Although the name of this furniture piece tends to conjure up an image of a stashed sweet treat locked away in a foreboding metal vault, only part of that’s true. A pie safe was originally designed in the pre-icebox 18th century to hold pies and other perishable food items to protect them from vermin, but it is actually a free standing wood cabinet with ventilated doors that open out in front. Today these antiques are more likely to hold collectibles than edibles but the unique design makes them noteworthy even if they are no longer functional.
This is not the arid vessel of a person who never cooks or does dishes but rather a piece of furniture that was common in homes before the invention of indoor plumbing in order to provide a convenient place to wash and store toiletries. There are different styles but a dry sink is almost always a wood cabinet base with a top made to hold a basin and pitcher for water. In more modern times these are sometimes re-purposed as a vintage bathroom vanity. Dry sinks are one of the most copied antiques out there today, so be careful if you are looking for an original.

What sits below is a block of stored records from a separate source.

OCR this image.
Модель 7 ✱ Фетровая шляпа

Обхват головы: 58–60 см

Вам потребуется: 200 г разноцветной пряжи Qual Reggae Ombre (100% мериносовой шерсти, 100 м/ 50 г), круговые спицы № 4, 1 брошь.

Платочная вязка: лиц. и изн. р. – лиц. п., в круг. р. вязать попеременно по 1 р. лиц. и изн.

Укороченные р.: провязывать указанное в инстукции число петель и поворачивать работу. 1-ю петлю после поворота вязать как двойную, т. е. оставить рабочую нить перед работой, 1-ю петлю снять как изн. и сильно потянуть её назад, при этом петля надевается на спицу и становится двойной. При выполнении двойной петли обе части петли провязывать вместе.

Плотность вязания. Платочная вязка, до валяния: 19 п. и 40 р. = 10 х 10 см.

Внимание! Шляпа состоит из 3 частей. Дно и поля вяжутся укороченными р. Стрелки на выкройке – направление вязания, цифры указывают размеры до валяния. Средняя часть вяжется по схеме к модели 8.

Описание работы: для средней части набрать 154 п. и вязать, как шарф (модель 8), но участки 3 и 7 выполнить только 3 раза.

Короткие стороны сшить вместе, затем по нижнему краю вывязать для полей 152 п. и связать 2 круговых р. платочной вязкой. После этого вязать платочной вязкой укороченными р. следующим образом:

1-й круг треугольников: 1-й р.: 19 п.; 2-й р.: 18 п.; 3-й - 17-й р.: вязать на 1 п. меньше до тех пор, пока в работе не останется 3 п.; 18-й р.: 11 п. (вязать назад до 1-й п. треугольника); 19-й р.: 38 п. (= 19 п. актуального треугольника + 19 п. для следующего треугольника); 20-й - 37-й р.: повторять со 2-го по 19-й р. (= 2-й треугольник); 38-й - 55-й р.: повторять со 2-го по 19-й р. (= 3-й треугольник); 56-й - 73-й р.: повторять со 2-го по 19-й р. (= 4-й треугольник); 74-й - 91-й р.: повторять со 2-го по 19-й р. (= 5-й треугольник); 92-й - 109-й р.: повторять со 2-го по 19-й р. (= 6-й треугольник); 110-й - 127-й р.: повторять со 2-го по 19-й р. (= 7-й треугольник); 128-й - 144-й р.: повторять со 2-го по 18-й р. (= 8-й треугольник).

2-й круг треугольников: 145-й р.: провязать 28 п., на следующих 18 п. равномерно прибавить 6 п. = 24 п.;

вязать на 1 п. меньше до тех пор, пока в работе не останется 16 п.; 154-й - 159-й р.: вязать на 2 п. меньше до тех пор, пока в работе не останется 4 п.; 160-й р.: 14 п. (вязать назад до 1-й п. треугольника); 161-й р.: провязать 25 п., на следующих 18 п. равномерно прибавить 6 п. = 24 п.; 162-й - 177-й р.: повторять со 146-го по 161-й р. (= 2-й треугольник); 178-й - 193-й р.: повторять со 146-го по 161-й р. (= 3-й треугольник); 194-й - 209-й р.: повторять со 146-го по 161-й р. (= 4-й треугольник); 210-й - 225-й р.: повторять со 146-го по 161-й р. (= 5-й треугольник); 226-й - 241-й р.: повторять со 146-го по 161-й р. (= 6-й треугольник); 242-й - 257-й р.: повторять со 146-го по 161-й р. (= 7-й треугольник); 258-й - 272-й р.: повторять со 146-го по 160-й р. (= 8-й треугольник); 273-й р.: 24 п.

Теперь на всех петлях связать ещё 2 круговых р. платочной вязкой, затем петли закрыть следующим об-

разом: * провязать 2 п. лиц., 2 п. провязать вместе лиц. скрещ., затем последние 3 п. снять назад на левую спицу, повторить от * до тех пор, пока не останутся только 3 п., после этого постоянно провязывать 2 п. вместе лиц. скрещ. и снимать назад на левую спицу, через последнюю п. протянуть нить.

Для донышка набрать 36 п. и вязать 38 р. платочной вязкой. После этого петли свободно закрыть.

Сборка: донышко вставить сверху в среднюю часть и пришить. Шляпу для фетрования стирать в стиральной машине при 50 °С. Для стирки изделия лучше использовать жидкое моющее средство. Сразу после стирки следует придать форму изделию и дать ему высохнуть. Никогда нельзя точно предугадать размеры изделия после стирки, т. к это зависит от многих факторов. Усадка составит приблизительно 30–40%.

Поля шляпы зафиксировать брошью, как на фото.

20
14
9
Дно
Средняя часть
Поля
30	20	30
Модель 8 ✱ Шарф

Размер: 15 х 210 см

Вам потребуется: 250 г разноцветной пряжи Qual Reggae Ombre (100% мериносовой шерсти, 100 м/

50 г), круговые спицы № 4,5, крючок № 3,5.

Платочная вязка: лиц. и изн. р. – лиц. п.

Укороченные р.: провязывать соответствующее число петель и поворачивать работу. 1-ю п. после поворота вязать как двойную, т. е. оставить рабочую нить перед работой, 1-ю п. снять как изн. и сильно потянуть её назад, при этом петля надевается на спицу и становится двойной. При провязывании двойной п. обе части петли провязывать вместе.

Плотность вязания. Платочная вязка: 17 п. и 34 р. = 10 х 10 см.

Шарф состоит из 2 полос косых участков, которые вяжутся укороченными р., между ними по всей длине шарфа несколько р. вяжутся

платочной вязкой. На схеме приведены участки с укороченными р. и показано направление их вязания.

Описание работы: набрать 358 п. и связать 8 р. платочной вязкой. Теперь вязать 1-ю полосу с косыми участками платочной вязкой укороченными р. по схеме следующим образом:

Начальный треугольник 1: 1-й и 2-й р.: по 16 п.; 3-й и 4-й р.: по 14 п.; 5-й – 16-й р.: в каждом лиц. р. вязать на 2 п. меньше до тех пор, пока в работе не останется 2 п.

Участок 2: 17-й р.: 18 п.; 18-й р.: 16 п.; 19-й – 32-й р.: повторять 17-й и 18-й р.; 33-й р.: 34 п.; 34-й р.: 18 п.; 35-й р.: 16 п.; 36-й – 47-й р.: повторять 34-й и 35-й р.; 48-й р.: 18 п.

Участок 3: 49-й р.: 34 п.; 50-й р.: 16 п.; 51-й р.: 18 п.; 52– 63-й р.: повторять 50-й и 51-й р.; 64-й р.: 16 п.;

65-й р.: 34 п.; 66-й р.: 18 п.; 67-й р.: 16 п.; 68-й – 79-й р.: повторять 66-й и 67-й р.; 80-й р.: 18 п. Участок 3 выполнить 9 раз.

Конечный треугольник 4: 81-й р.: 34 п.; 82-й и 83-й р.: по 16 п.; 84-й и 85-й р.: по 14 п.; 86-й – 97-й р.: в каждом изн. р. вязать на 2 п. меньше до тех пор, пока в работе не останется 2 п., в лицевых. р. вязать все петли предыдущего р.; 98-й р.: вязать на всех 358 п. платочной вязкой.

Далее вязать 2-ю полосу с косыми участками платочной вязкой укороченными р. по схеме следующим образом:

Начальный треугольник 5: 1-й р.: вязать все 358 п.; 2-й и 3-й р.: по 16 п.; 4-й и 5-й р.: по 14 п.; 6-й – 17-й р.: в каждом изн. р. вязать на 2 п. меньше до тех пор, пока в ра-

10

These wooden chests originally functioned as freestanding liquor cabinets and first appeared in 15th century Europe as a way to secure alcoholic beverages in public houses. Cellarettes then became popular in Virginia and other southern colonies during the 18th century as a way to safely store personal collections of whiskey and wine. They were often custom made with decorative wood such as mahogany, and came in many shapes and sizes. Over time they became less portable and were commonly built into another furniture piece such as a buffet, with space for glasses and other drinking paraphernalia as well a lock to protect the goods from thieves.